“I beg your pardon,” he said. “Is this a private raft?”
The young lady, who had had plenty of time since the splash to arrange her countenance, looked at him with a blank coldness, and then suddenly smiled.
“I thought it was a private world,” she replied.
“It’s certainly a very agreeable one,” said Ben, climbing on the raft. “And what I like particularly about it is the fact that no one is alive but you and me. Newport appears to be a city of the dead.”
“It always was,” she answered, contemptuously.
“Oh, come. Not an hour ago you were dancing in blue and green and a silver turban at a party over there,” and he waved his hand in the direction from which he had come.
“Did you think it was a good ball?”
“I enjoyed it,” he answered, truthfully.
Her face fell. “How very disappointing,” she said. “I didn’t see you there.”
“Disappointing that you did not see me there?”
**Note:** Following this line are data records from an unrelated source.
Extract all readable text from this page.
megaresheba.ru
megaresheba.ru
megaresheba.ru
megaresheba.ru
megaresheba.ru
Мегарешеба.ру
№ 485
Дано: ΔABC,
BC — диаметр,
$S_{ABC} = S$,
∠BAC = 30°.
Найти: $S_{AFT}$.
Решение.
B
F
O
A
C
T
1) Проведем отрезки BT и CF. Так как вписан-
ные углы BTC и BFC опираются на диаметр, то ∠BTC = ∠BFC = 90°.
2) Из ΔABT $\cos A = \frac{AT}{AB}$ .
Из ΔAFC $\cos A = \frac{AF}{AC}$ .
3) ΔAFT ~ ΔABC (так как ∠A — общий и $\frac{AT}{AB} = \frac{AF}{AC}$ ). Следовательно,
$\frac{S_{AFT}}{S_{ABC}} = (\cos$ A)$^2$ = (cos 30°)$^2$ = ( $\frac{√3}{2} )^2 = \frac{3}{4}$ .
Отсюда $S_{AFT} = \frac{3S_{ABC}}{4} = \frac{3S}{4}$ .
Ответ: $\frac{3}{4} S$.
“No,” she replied, and then, less positively; “No; I meant it was disappointing that you were the kind of man who went to parties—and enjoyed them.”
“It would be silly to go if you didn’t enjoy them,” he returned, lightly.
She turned to him very seriously. “You’re right,” she said; “it is silly—very silly, and it’s just what I do. I consider parties like that the lowest, emptiest form of human entertainment. They’re dull; they’re expensive; they keep you from doing intelligent things, like studying; they keep you from doing simple, healthy things, like sleeping and exercising; they make you artificial; they make you civil to people you despise—they make women, at least, for we must have partners—”
“But why do you go, then?”
She was silent, and they looked straight and long at each other. Then she said, gravely:
“The answer’s very humiliating. I go because I haven’t anything else to do.”
He did not reassure her. “Yes, that’s bad,” he said, after a second. “But of course you could not expect to have anything else to do when all your time is taken up like that. ‘When the half gods go,’ you know, ‘the gods arrive.’”
The quotation was not new to Crystal; in fact, she had quoted it to Eddie not very long before, apropos of another girl to whom he had shown a mild attention, but it seemed to her as if she took in for the first time its real meaning. Whether it was the dawn, exhaustion, a stimulating personality, love, or mere accident, the words now came to her with all the beauty and truth of a religious conviction. They seemed to shake her and make her over. She felt as if she could never be sufficiently grateful to the person who had thus made all life fresh and new to her.
“Ah,” she said, very gently, “that’s it. I see. You won’t believe me, but I assure you from now on I mean to be entirely different.”
“Please, not too different.”
“Oh yes, yes, as different as possible. I’ve been so unhappy, and unhappy about nothing definite—that’s the worst kind, only that I have not liked the life I was leading.”